Why and How to Measure Self-Directed Learning Skills

September 1, 2023 | By Jorge Mahecha, Research Associate, Community College Research Center

Illustration of researchers viewing survey results

The ability to manage one’s own learning processes, known as self-directed learning (SDL), is a crucial factor in students’ academic success and one that learning scientists consider being open to improvement. At the Postsecondary Collaborative, we focus on SDL skills, such as asking for help, staying motivated in a course, and managing time to accomplish different goals. Developing such SDL skills is particularly important in online learning environments, which pose unique challenges to college students’ performance, persistence, and attainment.

To support online students in developing SDL skills, researchers need effective metrics to track the extent to which students have developed these skills. This blog post describes what Collaborative researchers are learning about measuring SDL skills and how these skills influence students’ college outcomes.

Measuring SDL skills is not as straightforward as measuring someone’s height or weight. The instruments used to measure these skills are specially designed surveys that conform to a scale such that higher scale scores correspond to higher levels of particular SDL skills. One of the first steps we took when creating a survey was to review existing literature about the measurement of these skills and select which scales could be more informative for our research purposes.

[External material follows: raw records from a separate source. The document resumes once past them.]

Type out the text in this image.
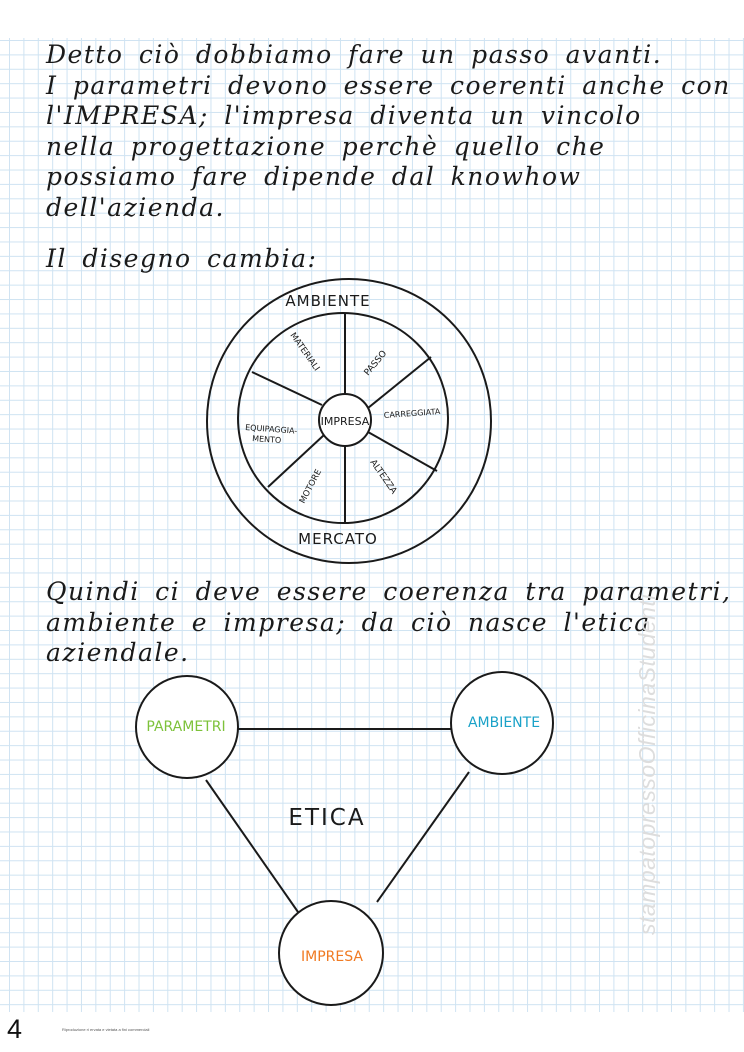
Detto ciò dobbiamo fare un passo avanti.
I parametri devono essere coerenti anche con
l'IMPRESA; l'impresa diventa un vincolo
nella progettazione perchè quello che
possiamo fare dipende dal knowhow
dell'azienda.
Il disegno cambia:
Quindi ci deve essere coerenza tra parametri,
ambiente e impresa; da ciò nasce l'etica
aziendale.
AMBIENTE
MERCATO
IMPRESA
MATERIALI	PASSO
CARREGGIATA
ALTEZZA
MOTORE
EQUIPAGGIA-
MENTO
PARAMETRI	AMBIENTE
IMPRESA
ETICA	stampatopressoOfficinaStudenti
4	Riproduzione ri ervata e vietata a fini commerciali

We found several available survey instruments that asked respondents to report on their engagement with key SDL behaviors. The researchers designing each of these surveys took somewhat different approaches to defining observable behaviors that can be interpreted as evidence of the presence of SDL skills. Some scales explored a particular SDL skill in depth, while others touched on several skills. For instance, some researchers consider SDL as a one-dimensional personality trait that can be measured with a rather short survey of 10 questions. In contrast, others consider SDL a multidimensional trait requiring an 81-question survey to be properly assessed.

Key to our survey design was also an inquiry about students’ final course grades so we could test whether SDL scores had predictive validity with student outcomes. With information about SDL skill levels and final grades, we can check, for example, if students reporting better time management also earn better grades. If this were the case, it would provide empirical evidence for the relevance of an intervention to improve time management skills. To test our hypothesis about the relationship between SDL skills and student outcomes, we surveyed 245 students in two community colleges. In our survey, we used scales to measure several SDL skills (self-efficacy in time management, general academic self-efficacy, help-seeking behavior, sense of belonging, and others), and we also requested their grades. In such a way, we could test whether SDL skills and outcomes had a relationship.

Those who earned the lower grades seemed to be under a self-fulfilling prophecy: They reported, for example, that they did not believe they were able to get a high grade, and indeed that turned out to be the case.

As we expected based on past theory and research, our preliminary results show interesting associations between SDL skills and grades. Students with higher self-ratings of self-efficacy in time management achieved better course grades than those with lower self-ratings. Students with lower SDL scale scores seem to have more difficulty avoiding distractions and allocating time to study for class. Students with high general self-efficacy earned higher course grades, and those with low self-efficacy earned lower course grades. Those who earned the lower grades seemed to be under a self-fulfilling prophecy: They reported, for example, that they did not believe they were able to get a high grade, and indeed that turned out to be the case. Finally, our exploration of help-seeking behaviors showed that neither high- nor low-performing students reported either aptitude or willingness to ask for help.

These preliminary results highlight the importance of SDL skills as malleable factors of student success and provide evidence of predictive validity between SDL skill levels and final grades. The results support the relevance of teaching students how to ask for help, how to manage their time, and how to change preconceived notions about their performance and skills. There is evidence that even short interventions in social belonging (30 minutes) can have important effects on persistence and retention in higher education.

The Collaborative’s Rapid-Cycle Experiments team is currently testing short video interventions that support students’ sense of belonging and time management skills. These short interventions require minimal instructor involvement, facilitating implementation at scale while providing students with key messages on SDL skills that can improve their outcomes. To know how to refine these interventions, it is important to use metrics to detect what SDL skills might be low and hence, in need of an intervention that can ultimately impact student outcomes.